First it was a lesson in patience. Your mom and dad invited relatives and friends to come welcome you into the world, but when we arrived, it turned out you weren't quite ready to do the same. We trusted you would come in your own perfect time, blissfully unaware of our schedules.
A week later, I headed from Boston to New Jersey again, and this time I only beat you by an hour. The backyard was hushed but active. I gave my sister (your mother) support as she paced, stopping every few steps to give all her strength to the contractions.
Among the six women present, I was the only one who brought no personal experience of childbearing to this event. I had nothing to offer except a sister's love and it took me a little while to adjust to the idea that this was enough.
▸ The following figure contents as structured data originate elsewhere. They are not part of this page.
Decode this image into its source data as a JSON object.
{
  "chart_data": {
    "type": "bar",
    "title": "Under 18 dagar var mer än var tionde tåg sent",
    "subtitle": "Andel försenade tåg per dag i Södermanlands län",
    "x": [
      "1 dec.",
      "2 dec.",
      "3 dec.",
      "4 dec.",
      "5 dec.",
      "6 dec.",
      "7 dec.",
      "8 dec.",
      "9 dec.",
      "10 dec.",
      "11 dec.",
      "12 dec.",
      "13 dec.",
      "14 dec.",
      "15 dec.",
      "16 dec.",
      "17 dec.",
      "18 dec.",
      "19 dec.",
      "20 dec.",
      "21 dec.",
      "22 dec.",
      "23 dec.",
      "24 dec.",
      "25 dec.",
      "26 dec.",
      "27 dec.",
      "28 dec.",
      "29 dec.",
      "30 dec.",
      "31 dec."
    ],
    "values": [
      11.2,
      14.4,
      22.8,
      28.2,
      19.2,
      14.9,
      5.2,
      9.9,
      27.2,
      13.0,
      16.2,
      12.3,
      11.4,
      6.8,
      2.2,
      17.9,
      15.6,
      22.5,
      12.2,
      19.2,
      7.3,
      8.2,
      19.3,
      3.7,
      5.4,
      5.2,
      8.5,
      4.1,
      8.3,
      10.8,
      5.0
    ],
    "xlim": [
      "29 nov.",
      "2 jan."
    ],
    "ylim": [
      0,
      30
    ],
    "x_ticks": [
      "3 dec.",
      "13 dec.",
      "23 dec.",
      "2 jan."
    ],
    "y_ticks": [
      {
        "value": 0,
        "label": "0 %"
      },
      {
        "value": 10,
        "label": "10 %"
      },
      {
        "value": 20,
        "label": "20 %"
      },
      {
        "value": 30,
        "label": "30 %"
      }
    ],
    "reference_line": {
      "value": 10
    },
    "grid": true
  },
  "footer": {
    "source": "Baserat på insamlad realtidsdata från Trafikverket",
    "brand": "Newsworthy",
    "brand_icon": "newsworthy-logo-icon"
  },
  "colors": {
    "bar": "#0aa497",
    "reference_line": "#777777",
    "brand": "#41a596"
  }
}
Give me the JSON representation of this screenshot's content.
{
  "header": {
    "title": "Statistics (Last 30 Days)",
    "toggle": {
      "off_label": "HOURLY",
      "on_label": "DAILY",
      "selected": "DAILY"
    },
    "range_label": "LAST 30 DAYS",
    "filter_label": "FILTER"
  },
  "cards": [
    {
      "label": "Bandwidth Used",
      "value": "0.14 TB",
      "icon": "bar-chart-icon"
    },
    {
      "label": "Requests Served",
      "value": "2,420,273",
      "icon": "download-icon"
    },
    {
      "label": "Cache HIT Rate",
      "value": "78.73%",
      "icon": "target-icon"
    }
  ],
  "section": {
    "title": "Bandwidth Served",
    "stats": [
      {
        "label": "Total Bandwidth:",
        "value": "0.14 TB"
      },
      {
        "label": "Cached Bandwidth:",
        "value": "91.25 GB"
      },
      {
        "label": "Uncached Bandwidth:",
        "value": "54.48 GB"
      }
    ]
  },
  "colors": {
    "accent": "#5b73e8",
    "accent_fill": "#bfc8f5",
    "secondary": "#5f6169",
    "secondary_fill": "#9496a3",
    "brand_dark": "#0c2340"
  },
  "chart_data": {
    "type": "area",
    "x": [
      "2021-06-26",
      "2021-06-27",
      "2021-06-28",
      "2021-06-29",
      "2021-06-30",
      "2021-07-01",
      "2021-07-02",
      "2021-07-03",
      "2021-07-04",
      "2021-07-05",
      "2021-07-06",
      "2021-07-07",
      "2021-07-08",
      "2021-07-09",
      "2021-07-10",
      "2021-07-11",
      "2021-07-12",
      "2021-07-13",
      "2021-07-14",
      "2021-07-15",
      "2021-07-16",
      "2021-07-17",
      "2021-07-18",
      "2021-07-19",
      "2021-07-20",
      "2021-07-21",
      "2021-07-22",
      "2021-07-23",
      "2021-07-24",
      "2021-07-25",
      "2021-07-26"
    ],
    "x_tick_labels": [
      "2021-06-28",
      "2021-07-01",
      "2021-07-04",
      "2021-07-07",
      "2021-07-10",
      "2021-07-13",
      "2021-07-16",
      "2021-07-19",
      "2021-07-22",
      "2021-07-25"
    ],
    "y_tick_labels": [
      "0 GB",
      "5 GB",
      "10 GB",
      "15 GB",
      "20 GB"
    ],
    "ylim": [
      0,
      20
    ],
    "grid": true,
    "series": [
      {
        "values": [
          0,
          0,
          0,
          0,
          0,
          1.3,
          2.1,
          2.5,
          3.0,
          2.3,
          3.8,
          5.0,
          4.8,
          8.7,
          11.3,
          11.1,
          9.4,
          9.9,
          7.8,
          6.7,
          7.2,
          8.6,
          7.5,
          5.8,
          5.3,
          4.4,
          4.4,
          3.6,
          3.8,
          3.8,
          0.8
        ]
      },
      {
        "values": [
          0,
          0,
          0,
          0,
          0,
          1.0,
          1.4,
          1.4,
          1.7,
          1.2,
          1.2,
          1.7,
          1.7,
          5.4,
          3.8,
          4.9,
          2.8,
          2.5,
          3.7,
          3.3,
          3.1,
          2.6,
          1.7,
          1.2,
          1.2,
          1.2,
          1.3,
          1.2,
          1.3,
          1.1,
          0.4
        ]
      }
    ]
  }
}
Actually, I have been at a home birth once before my own. This experience you and I share is rare in the United States: Only about 1 percent of births here happen at home, the midwife and friend who attended your birth told me.
One of her films of a home birth plays alongside the hospital footage at the local science museum. Someday, your birth video might have a wider audience, too.
I have never witnessed a more vivid example of family togetherness and love than the moment you emerged into your father's hands and were placed in your mother's arms. You made your first sound more a coo than a cry and your big sister stepped forward to smile at you. What could the rest of us do but follow her lead?